This is the sound of journalists – including this reporter – participating in a laser gun simulation of a “shoot or no shoot” situation by the Harris County District Attorney’s Office.

It’s the same simulation the office uses to train its own investigators as well as other law enforcement officers. And, every three months, it offers it to citizens who were selected to be part of a grand jury.

Julian Ramirez
Julian Ramirez

Julian Ramirez is with the District Attorney’s Office’s Civil Rights Division, which investigates police-involved shootings. He says the agency has used the simulation to inform jurors for about 10 years.

“It gives the grand juries, we think, an insight into some of the split-second decisions that police officers are sometimes are called upon to make. Whether or not to shoot or not shoot in a given situation.”

Along with the simulation, grand jurors are briefed on Texas’s self-defense laws.

In Harris County, grand juries are selected for three month terms. Their job is to review criminal complaints and decide if there is sufficient evidence to indict someone – including in self-defense cases.

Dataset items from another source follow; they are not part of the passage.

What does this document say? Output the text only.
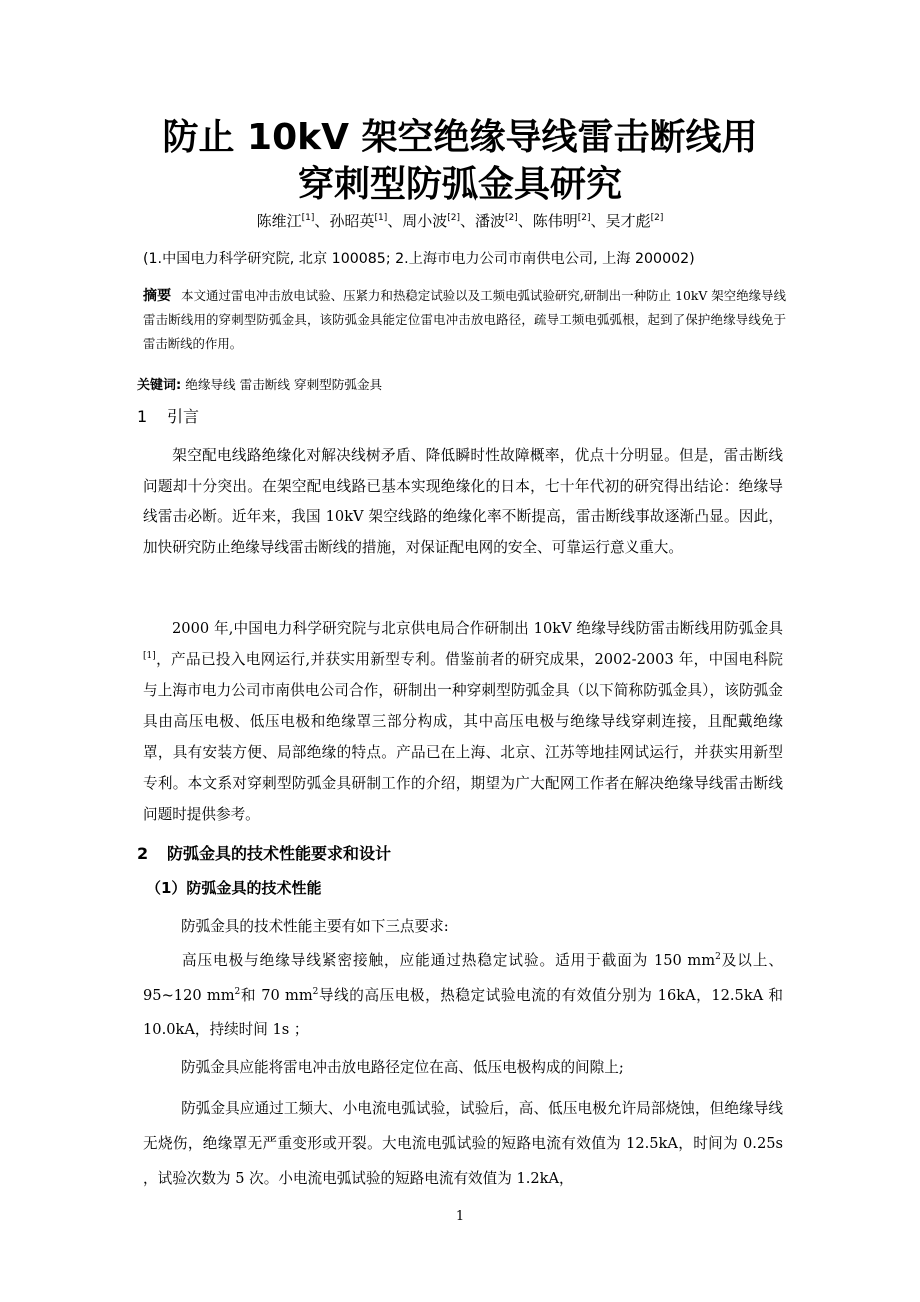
防止 10kV 架空绝缘导线雷击断线用
穿刺型防弧金具研究
陈维江[1]、孙昭英[1]、周小波[2]、潘波[2]、陈伟明[2]、吴才彪[2]
(1.中国电力科学研究院, 北京 100085; 2.上海市电力公司市南供电公司, 上海 200002)
摘要 本文通过雷电冲击放电试验、压紧力和热稳定试验以及工频电弧试验研究,研制出一种防止 10kV 架空绝缘导线雷击断线用的穿刺型防弧金具，该防弧金具能定位雷电冲击放电路径，疏导工频电弧弧根，起到了保护绝缘导线免于雷击断线的作用。
关键词: 绝缘导线 雷击断线 穿刺型防弧金具
1 引言

架空配电线路绝缘化对解决线树矛盾、降低瞬时性故障概率，优点十分明显。但是，雷击断线问题却十分突出。在架空配电线路已基本实现绝缘化的日本，七十年代初的研究得出结论：绝缘导线雷击必断。近年来，我国 10kV 架空线路的绝缘化率不断提高，雷击断线事故逐渐凸显。因此，加快研究防止绝缘导线雷击断线的措施，对保证配电网的安全、可靠运行意义重大。

2000 年,中国电力科学研究院与北京供电局合作研制出 10kV 绝缘导线防雷击断线用防弧金具[1]，产品已投入电网运行,并获实用新型专利。借鉴前者的研究成果，2002-2003 年，中国电科院与上海市电力公司市南供电公司合作，研制出一种穿刺型防弧金具（以下简称防弧金具），该防弧金具由高压电极、低压电极和绝缘罩三部分构成，其中高压电极与绝缘导线穿刺连接，且配戴绝缘罩，具有安装方便、局部绝缘的特点。产品已在上海、北京、江苏等地挂网试运行，并获实用新型专利。本文系对穿刺型防弧金具研制工作的介绍，期望为广大配网工作者在解决绝缘导线雷击断线问题时提供参考。

2 防弧金具的技术性能要求和设计
（1）防弧金具的技术性能

防弧金具的技术性能主要有如下三点要求:

高压电极与绝缘导线紧密接触，应能通过热稳定试验。适用于截面为 150 $mm^2$及以上、95~120 $mm^2$和 70 $mm^2$导线的高压电极，热稳定试验电流的有效值分别为 16kA，12.5kA 和 10.0kA，持续时间 1s ；

防弧金具应能将雷电冲击放电路径定位在高、低压电极构成的间隙上;

防弧金具应通过工频大、小电流电弧试验，试验后，高、低压电极允许局部烧蚀，但绝缘导线无烧伤，绝缘罩无严重变形或开裂。大电流电弧试验的短路电流有效值为 12.5kA，时间为 0.25s ，试验次数为 5 次。小电流电弧试验的短路电流有效值为 1.2kA，

1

Ramirez says in officer-involved shootings and self-defense cases investigators with the District Attorney’s Office do not make recommendations to the grand jury.

“That would require us to say, well, in our opinion, their use of force was reasonable, or it was not reasonable. Those questions are answered by the Grand Jury, they represent the community.”

At the same time, Kirk Bonsal, an investigator with the DA’s Office, who instructs grand jurors during the simulation, is happy to share his opinion on certain simulated situations. Like in this one where a suspect has his gun ready in his waistband and is threatening the off-duty police officer.

Simulation: “I don’t want to kill you man, just give me the gun!” 

“Bang, bang, bang!”

“This is my personal opinion, and if you’re a concealed handgun license holder, you’re ever going to defend yourself, I would never wait for somebody to get that gun out and come at me because tie never works.”

Julian Ramirez says experiences like this are foreign to many jurors, and so putting them in a police officer’s shoes hopefully gives them some greater understanding of the decisions officers often have to make.